Tre generazione di Wrangler in un cocktail che abbina la storia del marchio ad altre prestazioni nel fuoristada estremo

La divisione sportiva Mopar ha inventato una nuova formula di Wrangler, destinata al SEMA 2016 di Las Vegas, la fiera delle vetture modificate che negli States ormai si è imposta come una tappa obbligata per le case automobilistiche. Un palcoscenico destinato a mostrare personalità oltre che novità. Jeep ha deciso di andare oltre per la sua CJ66 attingendo contemporaneamente alla storia del marchio e alla disponibilità di accessori di personalizzazione. Il risultato è una vettura sviluppata sul telaio della penultima Wrangler, la TJ, su cui è stata modellata la carrozzeria dello storico modello CJ targato 1966 e con l’aggiunta di molti dettagli dell’ultima edizione di Wrangler, la JK.

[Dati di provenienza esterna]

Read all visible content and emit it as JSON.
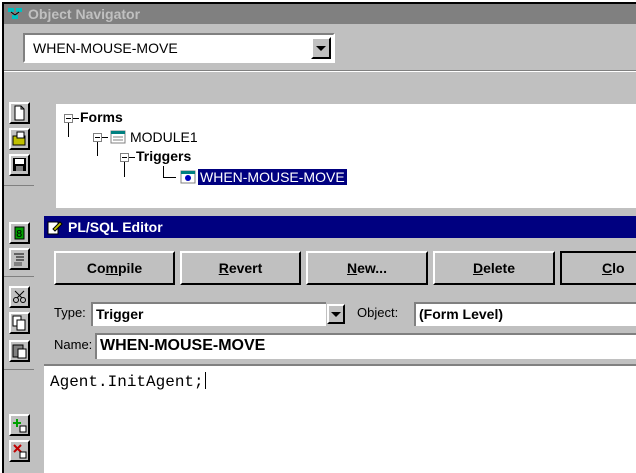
{
  "navigator": {
    "title": "Object Navigator",
    "selector_value": "WHEN-MOUSE-MOVE",
    "tree": [
      {
        "label": "Forms",
        "bold": true
      },
      {
        "label": "MODULE1",
        "bold": false
      },
      {
        "label": "Triggers",
        "bold": true
      },
      {
        "label": "WHEN-MOUSE-MOVE",
        "bold": false,
        "selected": true
      }
    ],
    "toolbar_icons": [
      "new-icon",
      "open-icon",
      "save-icon",
      "run-icon",
      "debug-icon",
      "cut-icon",
      "copy-icon",
      "paste-icon",
      "create-icon",
      "delete-icon"
    ]
  },
  "editor": {
    "title": "PL/SQL Editor",
    "buttons": [
      {
        "label": "Compile",
        "key": "m"
      },
      {
        "label": "Revert",
        "key": "R"
      },
      {
        "label": "New...",
        "key": "N"
      },
      {
        "label": "Delete",
        "key": "D"
      },
      {
        "label": "Clo",
        "key": "C"
      }
    ],
    "type_label": "Type:",
    "type_value": "Trigger",
    "object_label": "Object:",
    "object_value": "(Form Level)",
    "name_label": "Name:",
    "name_value": "WHEN-MOUSE-MOVE",
    "code": "Agent.InitAgent;"
  },
  "colors": {
    "active_title": "#000080",
    "inactive_title": "#808080",
    "face": "#c0c0c0",
    "selection": "#000080"
  }
}
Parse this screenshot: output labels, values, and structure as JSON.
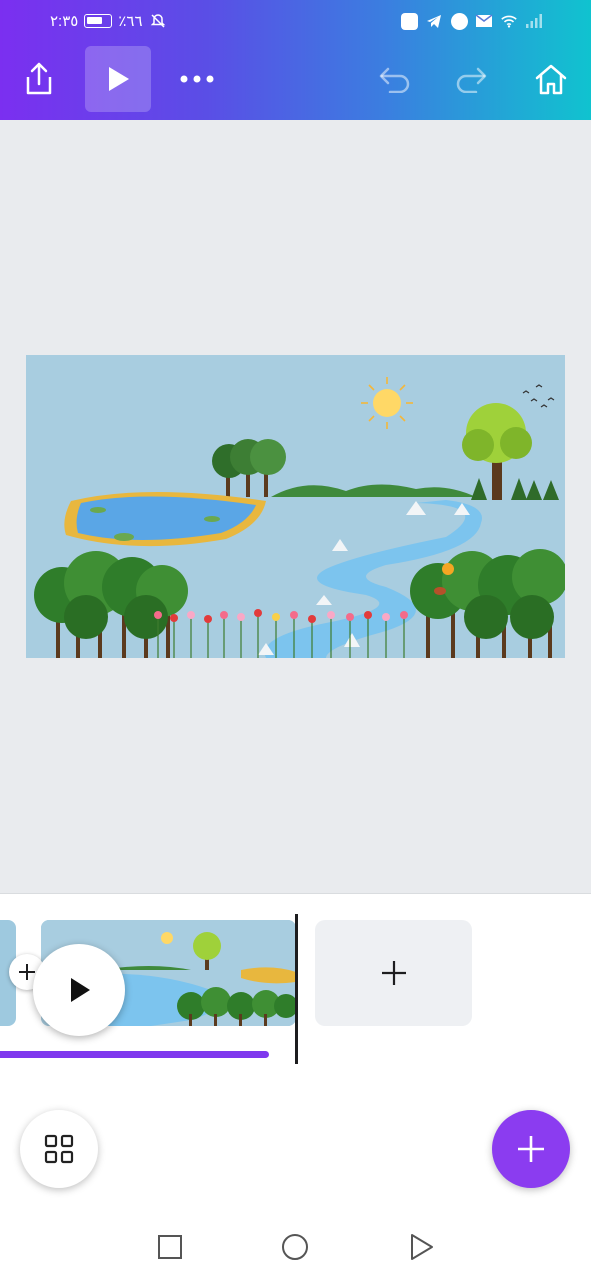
{
  "status_bar": {
    "time": "٢:٣٥",
    "battery_percent": "٪٦٦",
    "icons": [
      "bell-off-icon",
      "battery-icon",
      "app-notification-icon",
      "telegram-icon",
      "messenger-icon",
      "mail-icon",
      "wifi-icon",
      "signal-icon"
    ]
  },
  "toolbar": {
    "icons": [
      "share-icon",
      "play-icon",
      "more-icon",
      "undo-icon",
      "redo-icon",
      "home-icon"
    ]
  },
  "timeline": {
    "progress": 0.455
  },
  "colors": {
    "gradient_start": "#7b2ff0",
    "gradient_end": "#10c3cf",
    "accent": "#8b3cf0",
    "canvas_bg": "#e9ebee"
  }
}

Un cocktail di tre generazioni con cambio sei marce manuale e assali Dana 44, l’abbinamento Jeep più estremo arricchito da un impianto bidirezionale di gonfiaggio/sgonfiaggio che consente agli amanti dell’off-road di portare rapidamente gli pneumatici alla pressione desiderata. Le gomme in taglia maxi su cerchi da 17 pollici sono ospitate in passaruota maggiorati, accompagnati da kit paraurti Mopar JK Rubicon, piastre di protezione e griglie parasassi progettate per adattarsi alla carrozzeria della Wrangler CJ. Fin troppo evidente la verniciatura Copper Canyon, che sul cofano cede il passo al nero e a prese d’aria Mopar ispirate alla muscle car Dodge Viper.